Digital Bros (which owns Blades of Fire publisher 505 Games) has announced it now expects revenue for its fiscal year ending 30th June 2025 – already projected to decline year-on-year – will “contract even further”. The company says it currently anticipates a loss of “at least” €10m (approximately £8.7m), which it blames directly on the “underperformance” of Blades of Fire and higher-than-expected write-offs due to “persistent market uncertainty”.

Blades of Fire launched in May.Watch on YouTube


“The video game market remains affected by challenging competitive dynamics, driven by an oversupply of new releases and increasingly selective consumers,” Digital Bros wrote. “These conditions make it particularly difficult to successfully launch new titles and to develop reliable forecasting models capable of accurately projecting sales and volumes at launch.”

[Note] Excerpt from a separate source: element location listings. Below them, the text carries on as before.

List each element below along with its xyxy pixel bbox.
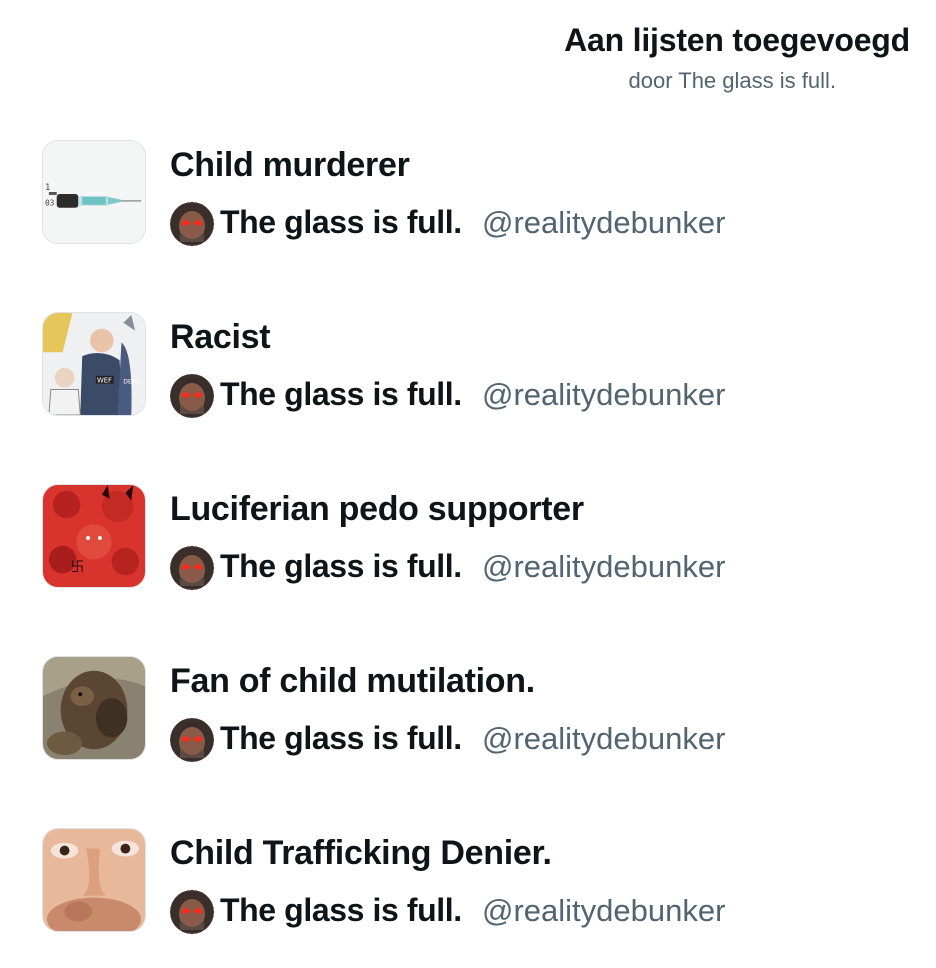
political-cartoon-image: WEF DEMS xyxy=(42,312,146,416)
svg-text:1: 1 xyxy=(45,183,50,193)
list-item-racist[interactable]: WEF DEMS Racist The glass is full. @real… xyxy=(0,312,936,422)
list-name: Racist xyxy=(170,318,271,356)
list-name: Child Trafficking Denier. xyxy=(170,834,552,872)
syringe-image: 1 03 xyxy=(42,140,146,244)
svg-text:WEF: WEF xyxy=(97,377,112,385)
page-subtitle: door The glass is full. xyxy=(628,68,836,93)
creature-image xyxy=(42,656,146,760)
owner-handle: @realitydebunker xyxy=(482,205,726,240)
owner-name: The glass is full. xyxy=(220,720,462,756)
owner-handle: @realitydebunker xyxy=(482,893,726,928)
red-demons-image: 卐 xyxy=(42,484,146,588)
avatar xyxy=(170,718,214,762)
avatar xyxy=(170,202,214,246)
svg-text:卐: 卐 xyxy=(70,559,84,575)
list-item-luciferian-pedo-supporter[interactable]: 卐 Luciferian pedo supporter The glass is… xyxy=(0,484,936,594)
list-name: Child murderer xyxy=(170,146,410,184)
owner-name: The glass is full. xyxy=(220,548,462,584)
list-name: Fan of child mutilation. xyxy=(170,662,535,700)
page-title: Aan lijsten toegevoegd xyxy=(564,22,910,58)
owner-handle: @realitydebunker xyxy=(482,721,726,756)
list-item-child-murderer[interactable]: 1 03 Child murderer The glass is full. @… xyxy=(0,140,936,250)
owner-name: The glass is full. xyxy=(220,892,462,928)
avatar xyxy=(170,546,214,590)
svg-text:03: 03 xyxy=(45,199,55,208)
svg-text:DEMS: DEMS xyxy=(123,380,140,386)
owner-name: The glass is full. xyxy=(220,376,462,412)
child-face-image xyxy=(42,828,146,932)
owner-handle: @realitydebunker xyxy=(482,377,726,412)
owner-name: The glass is full. xyxy=(220,204,462,240)
list-name: Luciferian pedo supporter xyxy=(170,490,584,528)
list-item-fan-of-child-mutilation[interactable]: Fan of child mutilation. The glass is fu… xyxy=(0,656,936,766)
list-item-child-trafficking-denier[interactable]: Child Trafficking Denier. The glass is f… xyxy=(0,828,936,938)
avatar xyxy=(170,890,214,934)
owner-handle: @realitydebunker xyxy=(482,549,726,584)
avatar xyxy=(170,374,214,418)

This, it added, “confirms the challenges faced by most industry peers and competitors in attracting consumers to new titles, particularly when these are not backed by an established brand driving a loyal player community.”


Digital Bros’ announcement mirrors similar struggles from other publishers in recent years. Last September, for instance, Lost Records: Bloom & Rage studio Don’t Nod blamed an “extremely competitive and selective market” for the commercial underperformance of its critically acclaimed Jusant and Banishers, while Ubisoft highlighted an industry shift toward “mega-brands and long-lasting titles” following considerably lower-than-expected earnings in 2023.


But it’s also clear ‘established brands’ are no guarantee of success either. Despite its strategic shift, Ubisoft was forced to admit Star Wars Outlaws had seen a “softer than expected launch” last year, and the might of Batman couldn’t save Warner Bros’ Suicide Squad: Kill the Justice League, which performed so badly it lead to a $200m loss for the company.